When the Dodd-Frank Wall Street Reform and Consumer Protection Act was put into place, credit card holders were supposed to benefit from the new regulation. Consumers would receive new notifications for rate fee increases, statements would inform consumers on how long it would take to pay off balances, and credit issuers were required to mail bills at least 21 days before the due date. Now that some time has passed since the Dodd-Frank Act, consumers are still struggling with all time high levels of credit card debt and the fine print coming from credit card companies are smaller than ever. Here are three things you should keep an eye on so you don’t get stung by the credit card companies.
1. Late Fees
Late fees are a big source of ways that credit card companies earn money. Since many of us pay our bills through automatic payment, you should make sure you pay your credit card bill a few days before the actual due date. Some credit card companies will give their customers several weeks to pay their bill before late fees or finance charges will be incurred. However, some credit card companies will begin charging late fees and finance charges literally the next day after the due date. You need to read the fine print on your credit card statements and fulfillments you get from your credit card company because they may change their policies and actually move the dates around.

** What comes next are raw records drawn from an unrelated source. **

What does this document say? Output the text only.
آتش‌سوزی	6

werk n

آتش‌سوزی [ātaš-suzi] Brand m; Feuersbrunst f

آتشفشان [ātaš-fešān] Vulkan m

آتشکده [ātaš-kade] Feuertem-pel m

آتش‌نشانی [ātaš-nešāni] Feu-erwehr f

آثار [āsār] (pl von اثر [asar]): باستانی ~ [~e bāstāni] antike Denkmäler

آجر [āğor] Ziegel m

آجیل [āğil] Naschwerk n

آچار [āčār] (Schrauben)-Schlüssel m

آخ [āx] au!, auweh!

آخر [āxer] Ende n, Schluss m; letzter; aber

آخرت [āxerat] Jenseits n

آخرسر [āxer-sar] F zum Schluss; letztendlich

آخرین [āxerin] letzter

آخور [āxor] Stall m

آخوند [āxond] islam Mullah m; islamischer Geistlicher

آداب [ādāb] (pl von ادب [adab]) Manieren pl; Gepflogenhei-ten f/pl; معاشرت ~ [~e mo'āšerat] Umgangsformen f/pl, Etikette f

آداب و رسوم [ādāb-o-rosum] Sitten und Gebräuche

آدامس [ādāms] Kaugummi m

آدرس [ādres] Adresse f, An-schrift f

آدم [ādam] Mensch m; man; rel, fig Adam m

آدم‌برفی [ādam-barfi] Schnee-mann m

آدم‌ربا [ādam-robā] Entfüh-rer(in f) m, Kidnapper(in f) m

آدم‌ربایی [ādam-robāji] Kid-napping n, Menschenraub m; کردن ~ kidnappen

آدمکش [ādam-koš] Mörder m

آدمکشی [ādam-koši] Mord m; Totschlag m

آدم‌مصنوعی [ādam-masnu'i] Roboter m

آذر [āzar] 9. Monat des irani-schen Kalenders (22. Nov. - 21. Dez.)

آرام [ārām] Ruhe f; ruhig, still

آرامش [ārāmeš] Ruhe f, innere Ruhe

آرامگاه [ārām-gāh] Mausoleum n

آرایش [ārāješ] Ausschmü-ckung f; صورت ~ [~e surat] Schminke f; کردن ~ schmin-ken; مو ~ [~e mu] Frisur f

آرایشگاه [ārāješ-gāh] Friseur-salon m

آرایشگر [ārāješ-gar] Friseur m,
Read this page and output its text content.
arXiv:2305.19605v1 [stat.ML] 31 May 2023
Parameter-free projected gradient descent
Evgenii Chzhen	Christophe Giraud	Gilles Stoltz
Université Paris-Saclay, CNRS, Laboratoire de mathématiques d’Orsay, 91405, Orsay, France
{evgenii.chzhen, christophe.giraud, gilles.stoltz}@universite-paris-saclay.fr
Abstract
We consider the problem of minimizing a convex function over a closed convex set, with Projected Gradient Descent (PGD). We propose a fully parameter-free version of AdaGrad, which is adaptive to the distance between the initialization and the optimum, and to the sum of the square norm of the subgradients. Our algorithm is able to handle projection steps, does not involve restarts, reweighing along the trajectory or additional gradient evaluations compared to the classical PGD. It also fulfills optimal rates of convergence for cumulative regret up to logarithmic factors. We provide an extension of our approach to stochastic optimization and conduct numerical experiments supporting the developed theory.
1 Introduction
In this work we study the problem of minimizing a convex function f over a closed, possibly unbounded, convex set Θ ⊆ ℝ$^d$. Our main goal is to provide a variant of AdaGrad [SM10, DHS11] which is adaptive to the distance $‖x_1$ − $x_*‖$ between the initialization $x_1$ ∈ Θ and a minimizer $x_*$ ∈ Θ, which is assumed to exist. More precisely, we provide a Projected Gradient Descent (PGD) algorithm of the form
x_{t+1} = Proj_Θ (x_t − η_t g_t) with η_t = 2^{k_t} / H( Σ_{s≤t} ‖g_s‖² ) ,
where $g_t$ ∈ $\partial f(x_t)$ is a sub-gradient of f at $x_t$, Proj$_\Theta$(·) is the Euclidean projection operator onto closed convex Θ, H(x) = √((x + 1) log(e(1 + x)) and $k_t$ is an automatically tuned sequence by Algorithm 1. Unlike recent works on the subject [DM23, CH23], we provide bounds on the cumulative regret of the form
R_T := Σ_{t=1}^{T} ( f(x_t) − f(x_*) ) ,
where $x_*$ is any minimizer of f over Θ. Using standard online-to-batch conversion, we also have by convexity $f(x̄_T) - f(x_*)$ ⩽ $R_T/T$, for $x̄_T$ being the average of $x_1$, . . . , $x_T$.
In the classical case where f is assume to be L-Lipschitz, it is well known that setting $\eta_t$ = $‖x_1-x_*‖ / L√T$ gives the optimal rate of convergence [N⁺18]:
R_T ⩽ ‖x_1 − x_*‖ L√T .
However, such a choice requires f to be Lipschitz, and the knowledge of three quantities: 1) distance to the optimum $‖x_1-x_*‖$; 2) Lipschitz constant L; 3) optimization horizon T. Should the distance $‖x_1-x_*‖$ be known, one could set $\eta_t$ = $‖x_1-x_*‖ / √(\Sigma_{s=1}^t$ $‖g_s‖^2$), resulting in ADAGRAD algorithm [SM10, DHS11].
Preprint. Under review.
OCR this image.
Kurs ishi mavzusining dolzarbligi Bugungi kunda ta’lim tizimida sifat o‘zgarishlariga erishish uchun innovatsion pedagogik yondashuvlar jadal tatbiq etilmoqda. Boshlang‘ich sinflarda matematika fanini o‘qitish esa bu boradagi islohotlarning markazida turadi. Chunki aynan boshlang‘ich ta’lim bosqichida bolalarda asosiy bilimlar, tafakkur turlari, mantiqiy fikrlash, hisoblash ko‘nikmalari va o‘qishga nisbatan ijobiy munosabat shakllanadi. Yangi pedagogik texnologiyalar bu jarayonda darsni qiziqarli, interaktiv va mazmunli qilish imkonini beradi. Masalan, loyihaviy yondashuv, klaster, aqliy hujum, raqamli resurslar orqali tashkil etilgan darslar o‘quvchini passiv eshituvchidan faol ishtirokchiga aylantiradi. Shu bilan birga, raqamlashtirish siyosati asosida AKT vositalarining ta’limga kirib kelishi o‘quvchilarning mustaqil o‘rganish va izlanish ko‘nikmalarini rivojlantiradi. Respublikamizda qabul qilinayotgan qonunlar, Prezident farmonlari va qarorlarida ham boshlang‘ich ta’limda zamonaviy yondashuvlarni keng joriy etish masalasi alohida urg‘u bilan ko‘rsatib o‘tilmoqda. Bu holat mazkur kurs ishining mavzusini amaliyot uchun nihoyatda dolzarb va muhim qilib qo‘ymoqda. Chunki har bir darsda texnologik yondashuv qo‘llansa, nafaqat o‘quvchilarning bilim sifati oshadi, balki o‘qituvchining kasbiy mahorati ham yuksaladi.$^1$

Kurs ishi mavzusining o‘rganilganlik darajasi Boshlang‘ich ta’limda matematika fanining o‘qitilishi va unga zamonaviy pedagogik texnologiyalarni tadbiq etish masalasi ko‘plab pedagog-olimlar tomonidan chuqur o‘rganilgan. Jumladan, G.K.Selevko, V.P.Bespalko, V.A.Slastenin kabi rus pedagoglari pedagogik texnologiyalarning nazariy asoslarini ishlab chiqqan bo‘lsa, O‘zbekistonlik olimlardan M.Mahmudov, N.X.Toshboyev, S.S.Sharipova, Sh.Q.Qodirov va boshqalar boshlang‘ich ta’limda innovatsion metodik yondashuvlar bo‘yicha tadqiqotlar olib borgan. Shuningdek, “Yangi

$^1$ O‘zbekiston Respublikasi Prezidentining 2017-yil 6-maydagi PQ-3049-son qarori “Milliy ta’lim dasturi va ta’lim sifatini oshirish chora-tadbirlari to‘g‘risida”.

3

2. Introductory Annual Percentage Rate
We see on television and on the internet advertisements that entice us to start a new credit card with a 0% introductory rate. There are also mailers we get that will allow us to transfer our balances over to a new credit card with a 0% interest rate on the balance transfer. If you are going to do a balance transfer to a 0% card, be sure you closely read the fine print on what happens with new purchases or cash advances. Often, the card issuers that give you this 0% rate will charge the maximum possible interest rate on new purchases or new cash advances. It is very important that you decide in advance whether you will need the card you transfer the balance to for floating new credit. If you take a new credit card with an introductory 0% rate, then be sure to read the fine print on how long the interest rate will last and what types of purchases it covers.
3. Inactivity or Annual Fees
Since credit is at a premium today, you need to manage your credit cards more closely than ever. If you are inactive with the credit cards that you have, it is likely today that the credit card companies will shrink your overall credit limit. Some of the credit card companies will get sneaky can actually charge you an inactivity fee if you are not careful or do not spend a certain amount on the card. This is true with many new offers put out to consumers today. In addition, you should be clear when you sign up what the annual fees will be. Some cards offer more rewards, benefits, and features that will make the annual fee worthwhile. However, some cards will charge excessive fees without any real particular benefit.
Credit card companies are business. We all know this. Yet, it is only when we open our statements to see extra charges and fees that we get into a fit of rage with a customer service person that really is less than interested in our diatribe on the phone. Make sure you limit the number of credit cards you have in your wallet and read each piece of new mail you get from your credit card company as they send them to share important information with you. Don’t get caught with your credit card company sneaking into your wallet!